The inside of the knee is a great place for chip storage when people use air guns :nutter:
Inside the knee the parts that need to be cleaned are the bevel gears, forget the rest and your hands will thank you. Those pesky fines from endmilling hurt. Sand paper for removal.
If the knee is removed be sure to keep track of the plug for the knee clamp. It is easy to forget to install that part
at assembly.......been there done that.
Way damage.......really not a problem.
Damage to a DRO, that is a problem especially if it is an older unit. Some of the units that had glass scales had a plate to secure the reader to prevent damage during install. Without that you need a way to keep the reader and the wires secure.
DRO is only on table and saddle?

If the table is removed it is easy to check the oil delivery at the ports. Wipe things down and give it a pump. Look for simultaneous flow at all table way ports and the same volume. If any ports have a lazy flow that resistance fitting may be plugged.

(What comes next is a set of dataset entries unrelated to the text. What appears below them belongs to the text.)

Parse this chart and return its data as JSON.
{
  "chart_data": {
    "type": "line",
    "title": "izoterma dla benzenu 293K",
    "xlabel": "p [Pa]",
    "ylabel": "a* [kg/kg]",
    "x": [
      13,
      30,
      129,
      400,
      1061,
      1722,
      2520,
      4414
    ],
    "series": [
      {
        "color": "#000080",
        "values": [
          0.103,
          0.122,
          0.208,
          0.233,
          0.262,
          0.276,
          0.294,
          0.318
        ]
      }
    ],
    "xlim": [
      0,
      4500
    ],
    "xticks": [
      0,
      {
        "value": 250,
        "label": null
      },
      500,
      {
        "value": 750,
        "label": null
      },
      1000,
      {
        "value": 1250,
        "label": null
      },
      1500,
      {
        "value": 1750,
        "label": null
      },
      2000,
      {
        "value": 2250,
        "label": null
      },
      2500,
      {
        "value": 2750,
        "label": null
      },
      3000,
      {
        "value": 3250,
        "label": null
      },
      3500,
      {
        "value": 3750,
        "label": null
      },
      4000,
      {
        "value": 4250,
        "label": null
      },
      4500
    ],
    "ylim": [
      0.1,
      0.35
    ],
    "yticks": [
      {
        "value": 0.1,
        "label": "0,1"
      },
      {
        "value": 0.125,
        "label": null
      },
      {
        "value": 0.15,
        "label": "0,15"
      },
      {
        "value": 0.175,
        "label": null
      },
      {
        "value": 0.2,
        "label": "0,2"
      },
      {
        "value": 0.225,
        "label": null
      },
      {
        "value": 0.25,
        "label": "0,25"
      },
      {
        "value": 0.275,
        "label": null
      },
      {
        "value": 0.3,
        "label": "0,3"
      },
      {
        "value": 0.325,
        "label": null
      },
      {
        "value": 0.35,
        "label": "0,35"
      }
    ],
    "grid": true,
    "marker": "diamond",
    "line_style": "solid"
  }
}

If six out of eight resistance fittings are plugged the rate of flow out of the remaining two fittings will not increase. The time duration of the flow will increase until the flow pressure provided by the pump is zero.


If the knee is to be removed move it to the center of travel where the gib may be a little loose. Back off the gib screw then drop the knee a little.
Repeat until the gib is out. Lowering the knee puts an upward pressure on the gib. Using the only gib screw to extract the gib sometimes damages the screw head.
When installing the knee gib raising the knee helps to slide the gib home. Shake the knee a little to help it along. Plenty of oil on the ways and both sides of the gib.